Katherine Wynn
Katherine Wynn, a senior Music Performance major, will present a research paper that explores Princess Zinaida Aleksandrovna Volkonskaya, a 19th century female opera composer, at the “Women in Music” conference at Hobart and William Smith Colleges in Geneva, NY, on Saturday, March 9.
In her presentation, “God and the Holy Maiden be With You!” – about Princess Zinaida Volkonskaya and her 1821 opera,” Giovanna D’Arco,” – Ms. Wynn will analyze the structure and composition of a single aria from the opera, “Per Queste Amare Lagrime,” and explore the composer’s unique musical style.
Volkonskaya wrote and premiered “Giovanna D’Arco,” a work Wynn says reveals much about her views on Western European art, religion and the role of powerful women. But it was performed only once, and Volkonskaya had the title role.
Wynn transcribed the aria from the manuscript of a work that’s not believed to have been performed since the composer’s death. A cellist who also sings, from Whitesboro, NY, Wynn will play a small excerpt of the aria on MIDI Keyboard Software in her presentation.
After years of internal conflict, Volkonskaya, an influential 19th century salon hostess as well as a composer and performer, would convert to Roman Catholicism and move to Rome, Wynn learned. She ultimately chose the West – Rome over Moscow, Pope over Patriarch, and blue skies over the snows of her home, she noted.
Wynn was motivated to learn about Volkonskaya, an unconventional member of the post-Napoleonic Russian aristocracy, while enrolled in MUS 455: The Romantic Period in Music. That course inspired Wynn to learn more about female composers during the Romantic period, roughly the 19th century. She also received valuable guidance from two musicology faculty, SUNY Distinguished Professor James Davis and Professor Michael Markham, who encouraged her to continue research into Volkonskaya as an independent project.
“What intrigued me was seeing a woman in the 19th century writing operas and there was no open discussion of them and nothing about them had been written,” Wynn said. “From all accounts that we know, she sang the title role herself; that sort of threw me into it.”
Wynn learned through Dr. Davis that organizers of the conference were particularly seeking undergraduate speakers who have done research outside of the classroom. “At the time I was doing applications for graduate programs, so I had everything ready, so I decided to submit,” she said.

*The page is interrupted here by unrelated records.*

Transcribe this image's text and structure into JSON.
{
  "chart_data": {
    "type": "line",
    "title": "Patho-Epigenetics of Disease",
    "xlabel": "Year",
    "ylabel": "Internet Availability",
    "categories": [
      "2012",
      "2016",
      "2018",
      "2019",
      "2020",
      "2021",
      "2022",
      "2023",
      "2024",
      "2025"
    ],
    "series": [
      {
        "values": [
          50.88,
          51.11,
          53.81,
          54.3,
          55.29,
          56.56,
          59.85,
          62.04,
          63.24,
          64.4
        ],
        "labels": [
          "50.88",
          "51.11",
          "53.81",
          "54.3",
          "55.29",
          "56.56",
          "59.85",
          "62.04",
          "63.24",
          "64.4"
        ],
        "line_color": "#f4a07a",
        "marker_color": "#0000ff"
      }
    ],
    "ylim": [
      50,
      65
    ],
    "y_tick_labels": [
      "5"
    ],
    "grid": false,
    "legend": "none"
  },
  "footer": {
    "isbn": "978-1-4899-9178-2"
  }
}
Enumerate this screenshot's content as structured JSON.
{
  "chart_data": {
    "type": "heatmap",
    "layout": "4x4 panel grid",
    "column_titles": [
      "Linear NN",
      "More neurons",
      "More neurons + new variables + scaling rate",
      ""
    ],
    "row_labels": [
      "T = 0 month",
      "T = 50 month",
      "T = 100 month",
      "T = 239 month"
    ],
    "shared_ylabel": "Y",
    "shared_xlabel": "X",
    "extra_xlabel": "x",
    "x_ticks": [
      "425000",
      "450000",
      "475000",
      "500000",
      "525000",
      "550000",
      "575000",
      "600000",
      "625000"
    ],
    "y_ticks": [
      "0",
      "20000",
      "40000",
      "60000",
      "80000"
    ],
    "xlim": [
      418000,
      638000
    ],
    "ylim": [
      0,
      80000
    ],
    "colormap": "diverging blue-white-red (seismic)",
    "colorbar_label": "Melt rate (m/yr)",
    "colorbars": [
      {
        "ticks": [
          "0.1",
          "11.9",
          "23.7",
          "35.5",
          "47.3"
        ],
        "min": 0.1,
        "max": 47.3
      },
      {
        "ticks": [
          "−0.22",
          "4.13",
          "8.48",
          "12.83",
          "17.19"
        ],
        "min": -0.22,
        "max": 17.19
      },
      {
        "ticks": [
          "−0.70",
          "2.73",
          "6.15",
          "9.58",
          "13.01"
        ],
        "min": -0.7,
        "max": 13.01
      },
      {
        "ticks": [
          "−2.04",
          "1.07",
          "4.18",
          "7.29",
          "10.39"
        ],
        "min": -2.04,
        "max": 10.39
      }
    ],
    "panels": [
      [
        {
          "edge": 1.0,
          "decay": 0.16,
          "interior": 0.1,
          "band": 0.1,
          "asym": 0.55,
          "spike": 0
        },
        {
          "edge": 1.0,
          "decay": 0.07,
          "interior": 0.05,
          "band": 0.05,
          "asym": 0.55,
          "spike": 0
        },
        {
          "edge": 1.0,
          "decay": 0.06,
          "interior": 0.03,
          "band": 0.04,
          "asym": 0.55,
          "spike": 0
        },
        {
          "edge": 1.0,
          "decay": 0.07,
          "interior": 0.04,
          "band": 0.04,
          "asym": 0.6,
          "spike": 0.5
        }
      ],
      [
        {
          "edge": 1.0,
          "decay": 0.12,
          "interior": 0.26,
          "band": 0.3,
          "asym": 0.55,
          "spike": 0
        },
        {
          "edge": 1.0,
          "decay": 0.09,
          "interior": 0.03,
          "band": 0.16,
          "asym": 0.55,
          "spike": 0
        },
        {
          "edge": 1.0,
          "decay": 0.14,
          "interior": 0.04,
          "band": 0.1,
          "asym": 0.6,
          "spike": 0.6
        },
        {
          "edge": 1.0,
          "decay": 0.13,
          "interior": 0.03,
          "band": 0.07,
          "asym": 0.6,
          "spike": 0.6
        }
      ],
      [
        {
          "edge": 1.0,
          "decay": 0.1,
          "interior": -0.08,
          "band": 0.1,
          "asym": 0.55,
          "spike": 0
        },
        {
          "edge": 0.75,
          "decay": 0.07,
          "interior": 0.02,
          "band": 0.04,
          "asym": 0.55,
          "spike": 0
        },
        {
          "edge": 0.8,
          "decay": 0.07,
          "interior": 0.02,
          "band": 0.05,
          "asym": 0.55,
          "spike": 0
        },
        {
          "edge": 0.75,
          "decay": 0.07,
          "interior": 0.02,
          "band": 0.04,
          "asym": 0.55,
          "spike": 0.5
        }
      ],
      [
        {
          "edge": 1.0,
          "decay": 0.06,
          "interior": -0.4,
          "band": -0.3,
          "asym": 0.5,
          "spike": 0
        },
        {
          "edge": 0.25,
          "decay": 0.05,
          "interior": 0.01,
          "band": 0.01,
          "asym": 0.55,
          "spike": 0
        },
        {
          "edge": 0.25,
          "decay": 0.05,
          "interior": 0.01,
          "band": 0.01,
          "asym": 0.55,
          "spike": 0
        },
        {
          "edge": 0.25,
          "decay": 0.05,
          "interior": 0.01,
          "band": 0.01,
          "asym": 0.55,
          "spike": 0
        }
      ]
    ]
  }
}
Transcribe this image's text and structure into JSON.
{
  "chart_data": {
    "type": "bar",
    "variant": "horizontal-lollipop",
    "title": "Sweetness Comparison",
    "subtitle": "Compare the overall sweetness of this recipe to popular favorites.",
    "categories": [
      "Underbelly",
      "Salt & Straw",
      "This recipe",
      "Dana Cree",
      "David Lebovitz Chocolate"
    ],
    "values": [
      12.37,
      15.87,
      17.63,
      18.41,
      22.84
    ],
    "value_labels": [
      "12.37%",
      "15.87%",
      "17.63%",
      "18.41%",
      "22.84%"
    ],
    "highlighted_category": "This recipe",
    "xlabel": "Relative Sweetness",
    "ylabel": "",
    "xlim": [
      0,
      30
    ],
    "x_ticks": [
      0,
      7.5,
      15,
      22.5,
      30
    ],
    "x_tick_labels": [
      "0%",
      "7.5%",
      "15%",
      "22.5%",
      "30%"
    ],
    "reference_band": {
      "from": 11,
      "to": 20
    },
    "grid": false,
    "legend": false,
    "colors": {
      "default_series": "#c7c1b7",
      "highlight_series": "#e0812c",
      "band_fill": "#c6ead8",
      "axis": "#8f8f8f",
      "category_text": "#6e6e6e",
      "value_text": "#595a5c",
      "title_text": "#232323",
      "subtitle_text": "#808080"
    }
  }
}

Wynn plans to continue Volkonskaya research after graduating from SUNY Fredonia in May.
Surprisingly, Wynn had no difficulty obtaining images of the composer to include in her PowerPoint. “She was a very wealthy aristocrat, so there were a lot of paintings of her,” she noted.
Wynn plans to attend the conference keynote address, “Japanese Women at Work & Play: Sonic (Re)creations,” by Roger Moseley, and a concert, “Femmages: Five Centuries of Keyboard Music by Women Composers.”
Wynn is a graduate of Whitesboro (NY) High School.